In this thesis, extensive experiments are firstly conducted to characterize the performance of using the emerging IEEE 802.15.4-2011 ultra wideband (UWB) for indoor localization, and the results demonstrate the accuracy and precision of using time of arrival measurements for ranging applications. A multipath propagation controlling technique is synthesized which considers the relationship between transmit power, transmission range and signal-to-noise ratio. The methodology includes a novel bilateral transmitter output power control algorithm which is demonstrated to be able to stabilize the multipath channel, and enable sub 5cm instant ranging accuracy in line of sight conditions.

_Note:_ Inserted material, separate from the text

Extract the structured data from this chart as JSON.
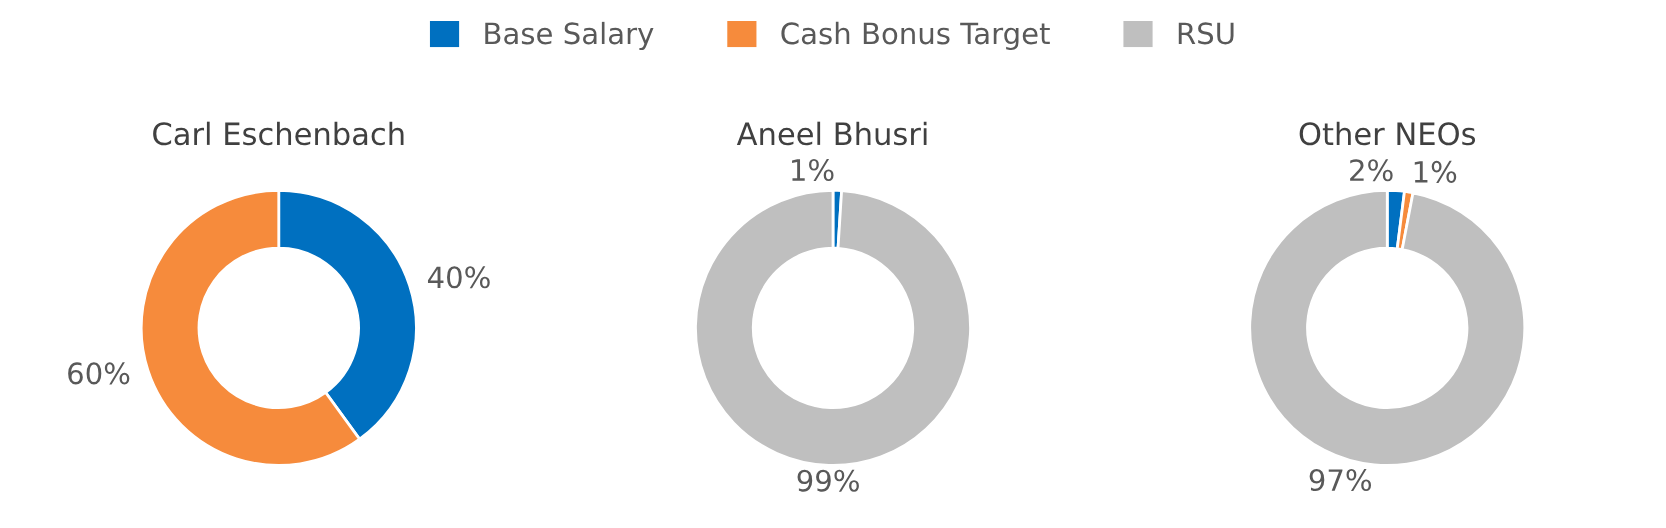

A fully-coupled architecture is proposed for the localization system using a combination of IEEE 802.15.4-2011 UWB and inertial sensors. This architecture not only implements the position estimation of the object by fusing the UWB and inertial measurements, but enables the nodes in the localization network to mutually share positional and other useful information via the UWB channel. The hybrid system has been demonstrated to be capable of simultaneous local-positioning and remote-tracking of the mobile object. Three fusion algorithms for relative position estimation are proposed, including internal navigation system (INS), INS with UWB ranging correction, and orientation plus ranging. Experimental results show that the INS with UWB correction algorithm achieves an average position accuracy of 0.1883m, and gets 83% and 62% improvements on the accuracy of the INS (1.0994m) and the existing extended Kalman filter tracking algorithm (0.5m), respectively.